Niall Ferguson is a Harvard professor of economic and financial history who has a concurrent appointment to Harvard Business School. He’s engaged in an ongoing public debate with Paul Krugman, the Princeton Nobel Prize winner in economics, and America’s best-known advocate of spending our way to prosperity. Krugman’s views appear regularly in the New York Times. Here are Ferguson’s:
➢ the second world war. . . saw the US embark on fiscal expansions of the sort we have seen since 2007. So what we are witnessing today has less to do with the 1930s than with the 1940s: it is world war finance without the war. . .

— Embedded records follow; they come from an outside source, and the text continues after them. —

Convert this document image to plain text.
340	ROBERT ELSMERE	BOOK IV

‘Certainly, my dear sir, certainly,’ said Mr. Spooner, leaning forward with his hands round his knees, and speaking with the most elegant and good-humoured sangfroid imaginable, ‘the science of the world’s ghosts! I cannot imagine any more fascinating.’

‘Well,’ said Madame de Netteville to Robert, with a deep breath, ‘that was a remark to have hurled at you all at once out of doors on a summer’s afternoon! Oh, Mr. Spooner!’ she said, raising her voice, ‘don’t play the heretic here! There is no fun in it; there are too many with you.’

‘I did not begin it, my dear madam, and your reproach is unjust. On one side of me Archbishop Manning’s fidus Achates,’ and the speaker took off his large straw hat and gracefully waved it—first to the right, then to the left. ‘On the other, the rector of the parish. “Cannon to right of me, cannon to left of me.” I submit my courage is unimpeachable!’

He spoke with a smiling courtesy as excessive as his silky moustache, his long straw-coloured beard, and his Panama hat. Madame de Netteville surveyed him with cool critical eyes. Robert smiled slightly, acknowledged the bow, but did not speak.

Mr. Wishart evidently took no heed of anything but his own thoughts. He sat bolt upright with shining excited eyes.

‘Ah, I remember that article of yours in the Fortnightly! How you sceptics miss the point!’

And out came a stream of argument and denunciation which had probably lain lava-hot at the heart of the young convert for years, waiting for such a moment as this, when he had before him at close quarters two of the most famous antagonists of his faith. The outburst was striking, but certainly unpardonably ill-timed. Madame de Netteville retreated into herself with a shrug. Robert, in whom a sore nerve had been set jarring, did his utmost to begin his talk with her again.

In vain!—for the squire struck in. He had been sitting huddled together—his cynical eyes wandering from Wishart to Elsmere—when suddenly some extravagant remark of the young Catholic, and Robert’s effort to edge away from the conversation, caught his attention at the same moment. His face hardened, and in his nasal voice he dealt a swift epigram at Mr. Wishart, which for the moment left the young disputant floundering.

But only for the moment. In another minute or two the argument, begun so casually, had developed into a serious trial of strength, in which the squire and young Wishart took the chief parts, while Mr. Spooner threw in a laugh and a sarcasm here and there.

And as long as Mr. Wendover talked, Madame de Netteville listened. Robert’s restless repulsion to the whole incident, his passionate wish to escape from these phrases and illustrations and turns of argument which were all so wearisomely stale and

➢ the differences are immense. First, the US financed its huge wartime deficits from domestic savings, via the sale of war bonds. Second, wartime economies were essentially closed, so there was no leakage of fiscal stimulus. Third, war economies worked at maximum capacity; all kinds of controls had to be imposed on the private sector to prevent inflation.
➢ Today’s war-like deficits are being run at a time when the US is heavily reliant on foreign lenders, not least its rising strategic rival China; at a time when economies are open, so American stimulus can end up benefiting Chinese exporters; and at a time when there is much under-utilised capacity, so that deflation is a bigger threat than inflation.
➢ Are there precedents for such a combination? Certainly. . .Argentina [and] Venezuela used to experiment with large peace-time deficits to see if there were ways of avoiding hard choices. [But] either the foreign lenders got fleeced through default, or the domestic lenders got fleeced through inflation.
➢ [By 1981, Britain] had discovered the hard way that deficits could not save [it]. With double-digit inflation and rising unemployment, drastic remedies were called for. [It took] “regime-change” [to] bring stabilisation, because only that would suffice to alter inflationary expectations.
➢ People are nervous of world war-sized deficits when there isn’t a war to justify them. According to a recent poll. . . 45% of Americans “think it likely that their government will be unable to meet its financial commitments within 10 years”.
➢ The remedy for such fears must be the kind of policy regime-change . . . Thatcher and Reagan . . . implemented. Then, as today, the choice [is] between policies that boost private-sector confidence and those that kill it.